Ada Lovelace, also known as Lady Lovelace, was a mathematician and writer who is known for her work on Charles Babbage’s proposed mechanical general-purpose computer, the Analytical Engine. In a footnote to an article by Luigi Menabrea about the Analytical Engine, Lovelace wrote a series of comments that are now known as “Notes on the Analytical Engine.” These notes contain what is considered to be the first published algorithm intended to be processed by a machine.

In these notes, Lovelace expressed an objection to the idea that a machine could be capable of creating original and creative works, as proposed by Alan Turing in his 1950 paper Computing Machinery and Intelligence. Lovelace argued that a machine could only perform tasks that it had been specificaly programmed to do and could not produce anything original or creative on its own. She wrote: “The analytical engine has no pretensions whatever to originate anything. It can do whatever we know how to order it to perform.”

Lovelace’s objection has been influential in shaping the debate about the capabilities of artificial intelligence and the potential for machines to exhibit creative or original thought.

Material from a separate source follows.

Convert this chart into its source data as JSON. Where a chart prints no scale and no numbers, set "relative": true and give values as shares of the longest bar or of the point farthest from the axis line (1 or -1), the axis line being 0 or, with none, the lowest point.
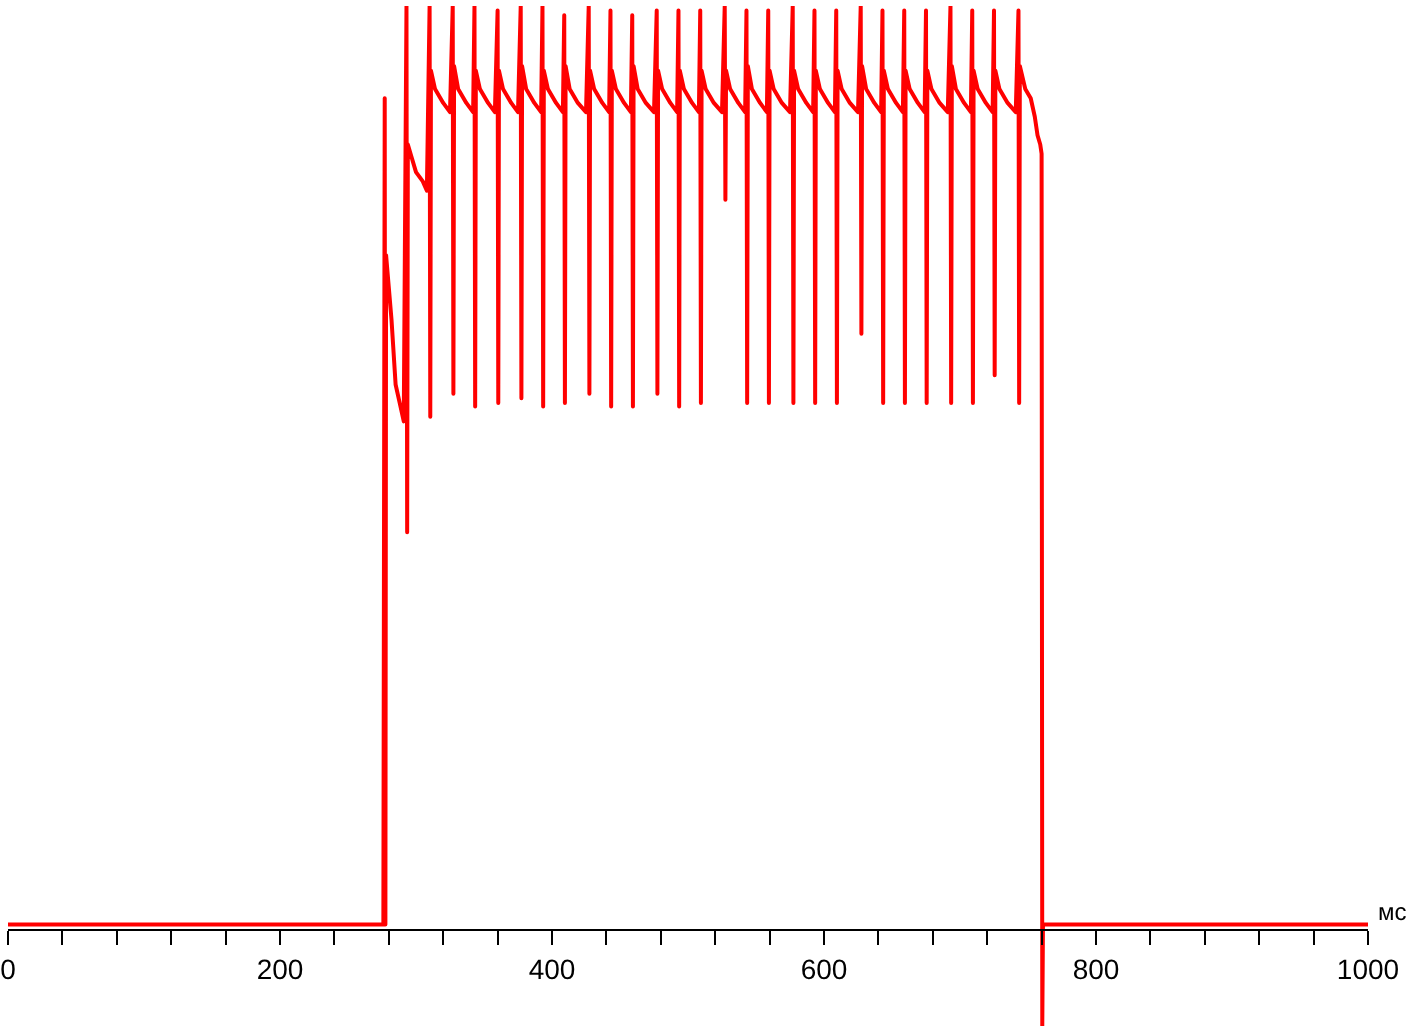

Wow! ChatGPT managed to find Turing's article, extract Lovelace's opinion, and write it down in understandable language. Putting it next to the answer model, we see that this answer satisfies item 1: “Lovelace argued ...” and item 4: “... anything original ....” 30 points yields a 10 for this question, so the program scores an 8. I ran the answer through the best-known GPT detector that claims to be able to predict whether something comes from ChatGPT or not. It failed: the text was 85 percent authentic, according to the detector.

Still, the answer feels artificial. The average student would not be able to reproduce the first paragraph about Lovelace's work because it mentions terms not covered in the subject. Can this answer be called “in its own words”? Or is it plagiarism? The professor of the subject, Dr. Arnoud Visser, believes the latter: “This answer is fraudulent because GPT can be considered an entity, almost a personality. Entities should be given credit when you quote them.”

As a teaching assistant, I find that ChatGPT does a good job of answering questions about class material, but the whole thing still feels somewhat artificial. So, dear students I teach in 2023: I would still mostly keep doing your homework yourself.

Pepijn Stoop is an artificial intelligence student at the UvA.